GRAPHISOFT North America partnered with the Washington Architectural Foundation, Catholic University of America’s Architecture School (CUA), and Common Good City Farm (CGCF) to support Design in Action: Build (DIA: Build). Janet Bloomberg, principal of DC-based ARCHICAD firm, KUBE Architecture is the founder of the program, along with Eric Jenkins of CUA.
The education initiative, in its pilot year, provides hands-on architecture experience to DC-area high school students by challenging them to work with CUA undergrads to design and construct a project that will benefit CGCF. CGCF, an urban agricultural and education center, provides more than 5 thousand pounds of fresh vegetables each year to low income families and needs additional dry and cold storage. The team is designing the structure during the spring semester, and will construct it in two weeks in June.

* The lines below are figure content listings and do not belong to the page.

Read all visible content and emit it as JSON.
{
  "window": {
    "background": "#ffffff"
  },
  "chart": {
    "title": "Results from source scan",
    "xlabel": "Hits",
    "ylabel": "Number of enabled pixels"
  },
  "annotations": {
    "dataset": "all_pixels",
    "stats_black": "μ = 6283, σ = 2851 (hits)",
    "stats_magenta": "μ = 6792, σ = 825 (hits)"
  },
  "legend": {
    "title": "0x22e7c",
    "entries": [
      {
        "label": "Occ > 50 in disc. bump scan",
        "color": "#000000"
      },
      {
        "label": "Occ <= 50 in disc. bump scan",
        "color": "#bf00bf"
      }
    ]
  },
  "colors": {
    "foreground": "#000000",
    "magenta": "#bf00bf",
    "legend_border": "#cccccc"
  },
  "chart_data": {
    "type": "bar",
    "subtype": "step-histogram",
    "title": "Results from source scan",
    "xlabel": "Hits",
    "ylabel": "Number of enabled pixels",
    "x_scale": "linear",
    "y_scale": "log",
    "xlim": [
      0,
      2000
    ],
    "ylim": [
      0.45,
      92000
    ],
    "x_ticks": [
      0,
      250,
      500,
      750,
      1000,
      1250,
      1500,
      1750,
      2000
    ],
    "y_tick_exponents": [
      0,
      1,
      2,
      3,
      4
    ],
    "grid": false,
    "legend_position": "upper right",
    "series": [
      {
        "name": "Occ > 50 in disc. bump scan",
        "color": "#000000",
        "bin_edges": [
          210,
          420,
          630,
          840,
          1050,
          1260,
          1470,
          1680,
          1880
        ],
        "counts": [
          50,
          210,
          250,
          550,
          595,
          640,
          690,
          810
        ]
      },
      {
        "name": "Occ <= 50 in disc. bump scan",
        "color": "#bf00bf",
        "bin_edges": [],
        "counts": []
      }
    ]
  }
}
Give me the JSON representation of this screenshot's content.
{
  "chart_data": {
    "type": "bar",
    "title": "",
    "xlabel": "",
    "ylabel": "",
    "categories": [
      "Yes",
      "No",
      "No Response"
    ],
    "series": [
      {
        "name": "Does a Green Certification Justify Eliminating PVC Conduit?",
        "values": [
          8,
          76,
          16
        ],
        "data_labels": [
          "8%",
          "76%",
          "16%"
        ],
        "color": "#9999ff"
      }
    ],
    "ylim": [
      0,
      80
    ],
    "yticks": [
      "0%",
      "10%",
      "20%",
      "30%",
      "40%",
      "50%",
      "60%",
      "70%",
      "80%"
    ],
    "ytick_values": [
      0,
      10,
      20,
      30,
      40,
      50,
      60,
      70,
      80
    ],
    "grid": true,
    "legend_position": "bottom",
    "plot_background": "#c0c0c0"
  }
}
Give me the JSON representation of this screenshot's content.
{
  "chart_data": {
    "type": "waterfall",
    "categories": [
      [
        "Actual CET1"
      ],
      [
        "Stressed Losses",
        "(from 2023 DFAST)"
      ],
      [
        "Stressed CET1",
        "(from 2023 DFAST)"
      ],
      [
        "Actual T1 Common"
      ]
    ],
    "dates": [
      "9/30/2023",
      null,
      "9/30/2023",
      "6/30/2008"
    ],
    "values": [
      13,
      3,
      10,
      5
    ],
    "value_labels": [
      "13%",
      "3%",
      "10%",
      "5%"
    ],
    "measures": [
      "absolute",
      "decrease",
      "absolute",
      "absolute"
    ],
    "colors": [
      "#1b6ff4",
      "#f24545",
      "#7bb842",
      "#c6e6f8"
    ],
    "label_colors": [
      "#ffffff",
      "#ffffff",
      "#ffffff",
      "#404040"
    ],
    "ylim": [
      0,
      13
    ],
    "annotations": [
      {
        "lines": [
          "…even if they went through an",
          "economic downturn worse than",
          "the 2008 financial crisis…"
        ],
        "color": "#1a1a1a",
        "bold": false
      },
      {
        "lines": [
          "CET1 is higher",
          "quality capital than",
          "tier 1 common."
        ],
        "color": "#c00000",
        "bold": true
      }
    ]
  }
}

CUA students mentor the high school students during the concept and design phase, teaching them about architecture firsthand. As they move toward construction, young architects have a mentoring role as well. The students are learning ARCHICAD, gaining valuable BIM experience in addition to all of the other skills they are developing. The program supports exposure to architecture and design through a real-world scenario. By giving them an actionable problem to solve, they receive practical experience working with BIM, leaving a lasting, positive mark on the community as a whole.
Under the guidance of DIA: BUILD guest lecturers Bill Jelen, Principal, William Jelen Architect Inc. and Taylor Scott, Project Designer/Project Manager Emcee Design, the students – affectionately known as “BUILDers” — will benefit from informative precedent studies to extensive site documentation from an on-site visit to CGCF and will formulate the initial schematic designs for the “Cool Bot” cold storage unit.
The students have honed their initial sketches, created physical models and, using ARCHICAD, developed site plans and performed circulation studies. They are getting a true Science, Technology, Engineering and Math (STEM) experience as it is based in an applied use of BIM combined with a cooperative, meaningful, real-world learning experience. Currently, three possible designs have emerged: Tree House, Shifted Orientation, and Teach/Grow/Preserve. These design concepts explore differing approaches to the storage needs of CGCF. After review by CGCF executives, the groups will merge these ideas and approach the project with a final design.
Construction on the CGCF Cool Bot storage unit is scheduled to begin in June.